Kubuka segera pintu depan dan ketika
daun pintu terbuka orang yang bernama Dirja itu sudah berdiri di gang, menembakkan
lampu senternya ke arah berlawanan secara bergantian kemudian melangkah cepat
menuju ke arah jalan besar. Gelap lagi.
Dirja tukang becak sebenarnya bukan
warga sekitar kami, rumahnya jauh di pinggir desa dekat sawah, belakangan saja
sering tidur di sebuah gubuk di belakang rumah kami yang baru dua bulan
ditinggal mati pemiliknya. Kusebut rumah gubuk karena ukurannya hanya tiga kali
lima meter yang empat tahun lalu bangunannya masih dari gedek dan sudah doyong.

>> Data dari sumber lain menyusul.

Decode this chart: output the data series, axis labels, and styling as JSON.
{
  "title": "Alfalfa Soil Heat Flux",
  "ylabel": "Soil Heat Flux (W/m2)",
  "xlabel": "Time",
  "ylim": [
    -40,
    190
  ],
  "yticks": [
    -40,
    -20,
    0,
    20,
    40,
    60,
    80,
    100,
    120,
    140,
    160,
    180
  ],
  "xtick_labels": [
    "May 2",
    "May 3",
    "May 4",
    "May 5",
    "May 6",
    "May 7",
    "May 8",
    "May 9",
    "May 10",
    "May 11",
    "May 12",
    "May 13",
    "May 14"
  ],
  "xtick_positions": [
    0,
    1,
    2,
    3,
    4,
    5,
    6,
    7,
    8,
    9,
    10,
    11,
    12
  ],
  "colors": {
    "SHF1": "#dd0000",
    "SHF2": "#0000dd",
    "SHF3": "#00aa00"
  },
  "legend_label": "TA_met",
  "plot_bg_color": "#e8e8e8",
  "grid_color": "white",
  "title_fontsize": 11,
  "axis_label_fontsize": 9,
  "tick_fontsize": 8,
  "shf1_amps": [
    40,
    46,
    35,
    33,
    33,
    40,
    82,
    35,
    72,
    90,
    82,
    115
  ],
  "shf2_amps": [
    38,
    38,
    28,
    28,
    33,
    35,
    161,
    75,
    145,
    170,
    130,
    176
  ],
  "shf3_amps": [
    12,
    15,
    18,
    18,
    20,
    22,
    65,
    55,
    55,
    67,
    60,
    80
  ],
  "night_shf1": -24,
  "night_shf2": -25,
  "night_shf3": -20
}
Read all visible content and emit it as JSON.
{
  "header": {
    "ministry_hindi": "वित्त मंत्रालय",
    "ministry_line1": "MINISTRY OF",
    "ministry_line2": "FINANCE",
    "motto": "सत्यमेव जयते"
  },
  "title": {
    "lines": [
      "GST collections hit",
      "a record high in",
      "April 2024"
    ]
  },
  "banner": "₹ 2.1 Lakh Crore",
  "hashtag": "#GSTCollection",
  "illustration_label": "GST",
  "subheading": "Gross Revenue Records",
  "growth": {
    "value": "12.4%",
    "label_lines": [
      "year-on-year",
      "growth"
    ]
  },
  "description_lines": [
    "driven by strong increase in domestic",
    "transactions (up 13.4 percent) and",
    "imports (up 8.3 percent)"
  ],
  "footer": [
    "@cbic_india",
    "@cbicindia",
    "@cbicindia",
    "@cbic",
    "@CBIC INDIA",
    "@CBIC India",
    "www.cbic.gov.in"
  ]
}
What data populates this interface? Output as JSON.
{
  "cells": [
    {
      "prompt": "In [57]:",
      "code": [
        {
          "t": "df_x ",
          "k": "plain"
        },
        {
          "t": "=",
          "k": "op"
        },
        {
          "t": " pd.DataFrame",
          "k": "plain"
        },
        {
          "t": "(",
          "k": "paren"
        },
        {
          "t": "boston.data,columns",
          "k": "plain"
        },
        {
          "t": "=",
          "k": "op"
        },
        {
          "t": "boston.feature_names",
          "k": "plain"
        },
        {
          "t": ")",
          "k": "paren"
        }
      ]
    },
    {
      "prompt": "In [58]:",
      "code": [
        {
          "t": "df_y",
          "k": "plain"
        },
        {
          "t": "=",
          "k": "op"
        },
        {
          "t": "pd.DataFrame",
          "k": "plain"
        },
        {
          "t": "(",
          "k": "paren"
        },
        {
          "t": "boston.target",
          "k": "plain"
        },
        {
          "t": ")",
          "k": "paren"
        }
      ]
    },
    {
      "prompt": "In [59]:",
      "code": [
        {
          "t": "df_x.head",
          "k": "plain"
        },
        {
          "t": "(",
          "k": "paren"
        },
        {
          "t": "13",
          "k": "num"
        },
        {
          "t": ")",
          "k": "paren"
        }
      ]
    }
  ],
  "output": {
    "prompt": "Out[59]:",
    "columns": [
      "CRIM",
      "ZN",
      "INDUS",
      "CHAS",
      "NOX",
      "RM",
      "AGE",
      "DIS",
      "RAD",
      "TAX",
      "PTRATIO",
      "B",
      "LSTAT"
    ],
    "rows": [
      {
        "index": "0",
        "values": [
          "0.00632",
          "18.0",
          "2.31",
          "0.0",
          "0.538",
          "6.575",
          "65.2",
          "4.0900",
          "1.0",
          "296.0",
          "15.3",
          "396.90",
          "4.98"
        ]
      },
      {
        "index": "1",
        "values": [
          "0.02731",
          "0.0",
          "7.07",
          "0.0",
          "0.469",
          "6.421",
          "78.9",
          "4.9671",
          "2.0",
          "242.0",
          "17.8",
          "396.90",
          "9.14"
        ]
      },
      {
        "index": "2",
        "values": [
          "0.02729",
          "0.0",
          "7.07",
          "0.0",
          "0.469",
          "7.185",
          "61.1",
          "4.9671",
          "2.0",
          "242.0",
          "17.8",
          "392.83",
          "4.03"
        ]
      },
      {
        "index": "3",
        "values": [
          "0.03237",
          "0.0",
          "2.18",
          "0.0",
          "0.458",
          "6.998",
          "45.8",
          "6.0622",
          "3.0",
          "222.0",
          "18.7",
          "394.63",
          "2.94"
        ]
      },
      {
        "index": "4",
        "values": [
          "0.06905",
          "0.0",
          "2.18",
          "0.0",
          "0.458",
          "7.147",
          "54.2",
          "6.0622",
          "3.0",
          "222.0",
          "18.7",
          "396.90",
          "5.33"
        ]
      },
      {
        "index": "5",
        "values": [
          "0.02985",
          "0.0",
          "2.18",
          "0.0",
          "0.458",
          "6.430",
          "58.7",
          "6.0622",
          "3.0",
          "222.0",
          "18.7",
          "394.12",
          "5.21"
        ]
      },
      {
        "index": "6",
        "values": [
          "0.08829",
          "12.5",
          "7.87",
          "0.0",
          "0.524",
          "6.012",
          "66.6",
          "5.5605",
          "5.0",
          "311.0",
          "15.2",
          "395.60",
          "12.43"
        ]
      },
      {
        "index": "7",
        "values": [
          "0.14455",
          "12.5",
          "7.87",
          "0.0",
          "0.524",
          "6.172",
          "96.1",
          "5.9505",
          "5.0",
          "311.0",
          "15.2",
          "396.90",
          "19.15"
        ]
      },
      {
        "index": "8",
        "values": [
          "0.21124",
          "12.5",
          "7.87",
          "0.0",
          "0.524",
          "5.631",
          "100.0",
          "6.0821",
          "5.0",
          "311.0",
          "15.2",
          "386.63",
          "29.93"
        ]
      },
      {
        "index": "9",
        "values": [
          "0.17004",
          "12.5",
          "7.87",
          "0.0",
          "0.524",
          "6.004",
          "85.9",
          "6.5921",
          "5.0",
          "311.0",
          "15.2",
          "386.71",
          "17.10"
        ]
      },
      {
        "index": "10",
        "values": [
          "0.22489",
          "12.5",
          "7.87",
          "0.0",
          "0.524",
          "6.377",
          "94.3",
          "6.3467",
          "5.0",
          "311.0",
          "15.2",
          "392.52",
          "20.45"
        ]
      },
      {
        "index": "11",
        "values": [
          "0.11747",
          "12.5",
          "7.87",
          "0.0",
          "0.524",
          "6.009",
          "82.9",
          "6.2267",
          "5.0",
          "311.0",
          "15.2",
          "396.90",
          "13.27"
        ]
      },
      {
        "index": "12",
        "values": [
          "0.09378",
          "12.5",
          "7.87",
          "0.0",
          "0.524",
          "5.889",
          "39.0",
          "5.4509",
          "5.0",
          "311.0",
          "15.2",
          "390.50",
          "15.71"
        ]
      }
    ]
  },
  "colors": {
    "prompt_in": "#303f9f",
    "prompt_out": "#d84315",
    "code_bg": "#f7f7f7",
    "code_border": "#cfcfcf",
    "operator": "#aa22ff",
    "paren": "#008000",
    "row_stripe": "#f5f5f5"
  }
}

Atas biaya desa rumah gedek itu kini sudah terbuat dari batu bata, tapi lantainya tetap tanah. Pemiliknya
seorang janda tua yang lama tinggal sendiri bernama Nyi Rembet yang kata ibuku:
perempuan tidak waras.
Nyi Rembet memang hidup benar-benar
sendiri, menempati rumah seorang diri, siang malam bicara sendiri, marah-marah
pun sendiri di dalam rumahnya sendiri. Hanya kebutuhan hariannya yang tidak
ditanggung sendiri, konon dari pihak desa mencatu beras dan ikan asin –mungkin.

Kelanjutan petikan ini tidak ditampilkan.